La professoressa Barbara J Sahakian, del Dipartimento di Psichiatria dell’Università di Cambridge, ha dichiarato: “Ora che conosciamo il rischio per la salute del cervello e la demenza dell’isolamento sociale, è importante che il governo e le comunità agiscano per garantire che le persone più anziane abbiano comunicazione e interazioni regolari con gli altri”.

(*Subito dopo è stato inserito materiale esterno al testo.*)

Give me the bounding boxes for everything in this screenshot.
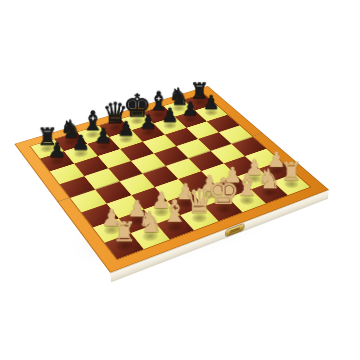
scene: ♜♞♝♛♚♝♞♜♟♟♟♟♟♟♟♟♟♟♟♟♟♟♟♟♜♞♝♛♚♝♞♜ — [0, 0, 360, 360]
product-photo-stage: ♜♞♝♛♚♝♞♜♟♟♟♟♟♟♟♟♟♟♟♟♟♟♟♟♜♞♝♛♚♝♞♜ — [0, 0, 360, 360]
chess-board: ♜♞♝♛♚♝♞♜♟♟♟♟♟♟♟♟♟♟♟♟♟♟♟♟♜♞♝♛♚♝♞♜ — [14, 86, 329, 273]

Su questo isolamento sociale e notizie di ricerca sulla demenza
Autore: Sheila Kiggins
Fonte: Università di Warwick
Contatto: Sheila Kiggins – Università di Warwick
Immagine: L’immagine è di pubblico dominio
Ricerca originale: Accesso chiuso.
“Associazioni di isolamento sociale e solitudine con demenza tardiva” di Edmund Rolls et al. Neurologia
Astratto
Associazioni di isolamento sociale e solitudine con demenza tardiva
Guarda anche

Obbiettivo
Indagare le associazioni indipendenti di isolamento sociale e solitudine con la demenza incidente ed esplorare i potenziali meccanismi neurobiologici.
Metodi
Abbiamo utilizzato la coorte della biobanca britannica per stabilire modelli di rischio proporzionale di Cox con isolamento sociale e solitudine come esposizioni separate. Demografico (sesso, età ed etnia), socioeconomico (livello di istruzione, reddito familiare e indice di deprivazione Townsend), biologico (IMC, APO genotipo, diabete, cancro, malattie cardiovascolari e altre disabilità), fattori cognitivi (velocità di elaborazione e memoria visiva), comportamentali (fumatore attuale, consumo di alcol e attività fisica) e psicologici (isolamento sociale o solitudine, sintomi depressivi e nevroticismo) misurati al basale sono stati adeguati. Quindi, sono state utilizzate analisi di associazione a livello di cervello voxel-wise per identificare i volumi di materia grigia (GMV) associati all’isolamento sociale e alla solitudine. È stata eseguita una regressione parziale dei minimi quadrati per testare la correlazione spaziale delle differenze GMV e dell’espressione genica utilizzando l’Atlante del cervello umano di Allen.
Risultati
Sono stati inclusi 462.619 partecipanti (età media al basale 57,0 anni [SD 8.1]). Con un follow-up medio di 11,7 anni (SD 1,7), 4.998 hanno sviluppato demenza per tutte le cause. L’isolamento sociale è stato associato a un aumento del rischio di demenza di 1,26 volte (IC 95%, 1,15-1,37) indipendentemente da vari fattori di rischio tra cui solitudine e depressione (cioè, adattamento completo). Tuttavia, l’hazard ratio completamente aggiustato per la demenza correlata alla solitudine era 1,04 (IC 95%, 0,94-1,16); e il 75% di questa relazione era attribuibile a sintomi depressivi. I dati strutturali della risonanza magnetica sono stati ottenuti da 32.263 partecipanti (età media 63,5 anni [SD 7.5]). Gli individui socialmente isolati avevano GMV inferiori nelle regioni temporali, frontali e di altro tipo (p. es., ippocampali). L’analisi della mediazione ha mostrato che i GMV identificati mediavano in parte l’associazione tra isolamento sociale al basale e funzione cognitiva al follow-up. I GMV inferiori correlati all’isolamento sociale erano correlati alla sottoespressione dei geni che sono sottoregolati nell’Alzheimer e ai geni coinvolti nella disfunzione mitocondriale e nella fosforilazione ossidativa.
Conclusione
L’isolamento sociale è un fattore di rischio per la demenza che è indipendente dalla solitudine e da molte altre covariate. Anche le differenze strutturali del cervello legate all’isolamento sociale, associate a diverse funzioni molecolari, supportano le associazioni dell’isolamento sociale con la cognizione e la demenza. L’isolamento sociale può quindi essere un indicatore precoce di un aumento del rischio di demenza.